You might think dogs have it made as man’s co-pilot. Richard Friedlander’s tale suggests otherwise.
Richard Halliburton was perhaps the best-known world traveler between the World Wars. As a senior at Princeton, he realized he wasn’t cut out for sedentary work and opted for a life of adventure, confident in his ability to make it pay. Blessed with a hardy constitution, he made his way around the world, hitch-hiking and stowing away on ships. He conquered the Matterhorn, Kilimanjaro, and Mount Fuji. He slept atop a storm-swept Mount Olympus and among the Iban people of Borneo. He dove seventy feet into the Sacred Well of the Mayas, and repeated it just to be photographed for proof he had done it. He swam the Panama Canal–the long way (the toll was thirty-eight cents), and crossed the unfinished Golden Gate and Bay Bridges–on their cables! In his two-seater biplane, the Flying Carpet, he visited Nazi Berlin and Stalinist Moscow. He met everyone in the world who was anyone, with a camera, his constant companion.
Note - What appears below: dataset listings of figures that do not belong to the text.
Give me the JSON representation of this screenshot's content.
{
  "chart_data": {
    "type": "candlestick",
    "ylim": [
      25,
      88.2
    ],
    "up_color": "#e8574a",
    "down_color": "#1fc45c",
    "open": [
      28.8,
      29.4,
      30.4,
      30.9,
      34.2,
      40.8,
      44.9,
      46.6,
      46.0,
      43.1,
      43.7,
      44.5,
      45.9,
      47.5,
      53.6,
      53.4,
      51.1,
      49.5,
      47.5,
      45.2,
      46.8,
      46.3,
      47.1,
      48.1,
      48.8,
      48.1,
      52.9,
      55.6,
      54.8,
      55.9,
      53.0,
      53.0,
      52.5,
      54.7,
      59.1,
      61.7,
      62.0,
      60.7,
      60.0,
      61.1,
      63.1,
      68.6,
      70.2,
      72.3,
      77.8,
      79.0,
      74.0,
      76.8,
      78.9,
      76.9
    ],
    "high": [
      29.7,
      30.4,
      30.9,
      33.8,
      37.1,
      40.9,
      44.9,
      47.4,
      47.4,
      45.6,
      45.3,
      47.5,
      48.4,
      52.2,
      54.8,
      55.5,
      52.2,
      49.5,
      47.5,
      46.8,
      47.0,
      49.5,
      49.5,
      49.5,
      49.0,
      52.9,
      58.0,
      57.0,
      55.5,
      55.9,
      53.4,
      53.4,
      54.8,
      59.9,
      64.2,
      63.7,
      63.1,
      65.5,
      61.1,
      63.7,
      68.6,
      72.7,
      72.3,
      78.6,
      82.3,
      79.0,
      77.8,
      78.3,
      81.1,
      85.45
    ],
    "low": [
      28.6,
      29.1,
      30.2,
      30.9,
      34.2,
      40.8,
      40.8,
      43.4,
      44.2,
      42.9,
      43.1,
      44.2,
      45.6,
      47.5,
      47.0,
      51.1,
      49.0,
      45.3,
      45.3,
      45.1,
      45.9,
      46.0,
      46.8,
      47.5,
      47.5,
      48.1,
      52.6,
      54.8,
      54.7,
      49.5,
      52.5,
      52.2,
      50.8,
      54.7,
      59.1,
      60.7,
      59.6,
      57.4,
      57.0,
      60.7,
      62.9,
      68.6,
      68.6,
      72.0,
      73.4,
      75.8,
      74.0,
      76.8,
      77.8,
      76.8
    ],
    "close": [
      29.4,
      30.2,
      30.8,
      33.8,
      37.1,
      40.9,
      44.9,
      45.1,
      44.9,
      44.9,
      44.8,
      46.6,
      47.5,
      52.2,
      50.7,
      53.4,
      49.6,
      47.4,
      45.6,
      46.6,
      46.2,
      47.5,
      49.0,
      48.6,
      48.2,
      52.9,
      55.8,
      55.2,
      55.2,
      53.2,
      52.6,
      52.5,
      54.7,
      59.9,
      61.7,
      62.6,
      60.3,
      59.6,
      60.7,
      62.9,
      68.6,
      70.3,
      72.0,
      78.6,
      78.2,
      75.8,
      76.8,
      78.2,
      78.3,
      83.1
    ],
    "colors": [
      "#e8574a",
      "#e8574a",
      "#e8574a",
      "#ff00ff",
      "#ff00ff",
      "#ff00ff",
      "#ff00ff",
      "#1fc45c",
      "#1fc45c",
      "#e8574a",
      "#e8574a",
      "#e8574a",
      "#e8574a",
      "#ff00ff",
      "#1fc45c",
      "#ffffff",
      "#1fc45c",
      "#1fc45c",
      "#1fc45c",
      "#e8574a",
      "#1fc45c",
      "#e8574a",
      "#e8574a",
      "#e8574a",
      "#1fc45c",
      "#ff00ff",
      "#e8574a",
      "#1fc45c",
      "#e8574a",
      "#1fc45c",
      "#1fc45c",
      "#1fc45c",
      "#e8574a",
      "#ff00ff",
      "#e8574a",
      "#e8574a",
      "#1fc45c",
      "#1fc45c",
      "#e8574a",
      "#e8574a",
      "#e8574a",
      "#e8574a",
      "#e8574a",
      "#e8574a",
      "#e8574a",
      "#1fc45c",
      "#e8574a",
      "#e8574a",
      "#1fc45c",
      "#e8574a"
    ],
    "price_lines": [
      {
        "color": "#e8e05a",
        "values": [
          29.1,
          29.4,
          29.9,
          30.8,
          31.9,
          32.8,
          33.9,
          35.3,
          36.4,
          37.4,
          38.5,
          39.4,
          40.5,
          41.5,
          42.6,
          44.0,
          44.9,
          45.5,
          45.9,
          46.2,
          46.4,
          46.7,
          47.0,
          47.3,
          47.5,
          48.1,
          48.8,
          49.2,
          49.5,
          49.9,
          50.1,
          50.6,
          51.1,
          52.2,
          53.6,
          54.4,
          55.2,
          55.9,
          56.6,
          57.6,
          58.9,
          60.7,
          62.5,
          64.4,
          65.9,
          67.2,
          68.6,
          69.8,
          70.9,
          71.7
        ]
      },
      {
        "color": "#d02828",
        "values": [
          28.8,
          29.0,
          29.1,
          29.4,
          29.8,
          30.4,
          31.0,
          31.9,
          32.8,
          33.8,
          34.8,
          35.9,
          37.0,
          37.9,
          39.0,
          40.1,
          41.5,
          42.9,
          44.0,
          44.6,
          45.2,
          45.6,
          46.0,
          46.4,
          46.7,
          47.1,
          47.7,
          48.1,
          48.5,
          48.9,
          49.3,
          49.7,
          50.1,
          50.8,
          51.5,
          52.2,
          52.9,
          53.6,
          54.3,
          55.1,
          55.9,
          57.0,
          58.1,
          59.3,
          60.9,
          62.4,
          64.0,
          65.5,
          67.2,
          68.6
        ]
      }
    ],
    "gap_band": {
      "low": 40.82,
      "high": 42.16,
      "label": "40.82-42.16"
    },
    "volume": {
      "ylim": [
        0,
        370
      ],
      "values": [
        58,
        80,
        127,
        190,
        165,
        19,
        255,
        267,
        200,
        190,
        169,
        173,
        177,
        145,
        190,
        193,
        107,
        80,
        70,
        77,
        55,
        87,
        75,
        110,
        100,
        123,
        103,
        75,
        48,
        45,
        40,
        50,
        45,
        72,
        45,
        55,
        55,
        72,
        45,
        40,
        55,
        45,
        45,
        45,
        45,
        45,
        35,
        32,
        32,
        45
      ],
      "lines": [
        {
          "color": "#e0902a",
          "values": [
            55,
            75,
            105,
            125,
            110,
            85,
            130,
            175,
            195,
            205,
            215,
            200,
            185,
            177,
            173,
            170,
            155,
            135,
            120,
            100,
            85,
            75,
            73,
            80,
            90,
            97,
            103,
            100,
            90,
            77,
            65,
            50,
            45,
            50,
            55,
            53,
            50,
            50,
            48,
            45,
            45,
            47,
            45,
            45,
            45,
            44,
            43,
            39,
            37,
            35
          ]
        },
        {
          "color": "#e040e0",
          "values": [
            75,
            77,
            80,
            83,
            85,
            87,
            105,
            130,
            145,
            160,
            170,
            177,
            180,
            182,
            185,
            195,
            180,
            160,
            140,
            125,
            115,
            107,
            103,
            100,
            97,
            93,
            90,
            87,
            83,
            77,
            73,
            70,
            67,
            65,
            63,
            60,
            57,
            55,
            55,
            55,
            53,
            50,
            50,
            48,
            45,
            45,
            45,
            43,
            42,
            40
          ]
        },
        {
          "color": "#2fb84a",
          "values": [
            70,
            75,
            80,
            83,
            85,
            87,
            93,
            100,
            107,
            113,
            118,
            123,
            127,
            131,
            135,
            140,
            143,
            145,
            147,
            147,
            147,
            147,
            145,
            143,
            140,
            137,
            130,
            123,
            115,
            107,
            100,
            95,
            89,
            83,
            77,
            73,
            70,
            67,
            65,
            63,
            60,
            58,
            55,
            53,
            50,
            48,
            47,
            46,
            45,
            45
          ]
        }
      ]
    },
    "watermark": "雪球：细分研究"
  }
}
When his book, The Glorious Adventure, a reliving of Homer’s Odyssey, became a bestseller, he filled lecture halls.
On February 4, 1939, amid a flotilla of well-wishers, he left Hong Kong aboard a large Chinese junk, Sea Dragon, bound for the San Francisco World’s Fair. His courageous crew was eleven Americans, a young steward, two puppies and two kittens. Six days later, the battered junk returned to Hong Kong for repairs. Most of the crew, including the cats, jumped ship. The dogs stayed aboard.
It was typical Halliburton not to be discouraged. On March 24th, Sea Dragon set out again, though this time without fanfare. Two weeks later, she disappeared. Planes searching the Pacific found nothing.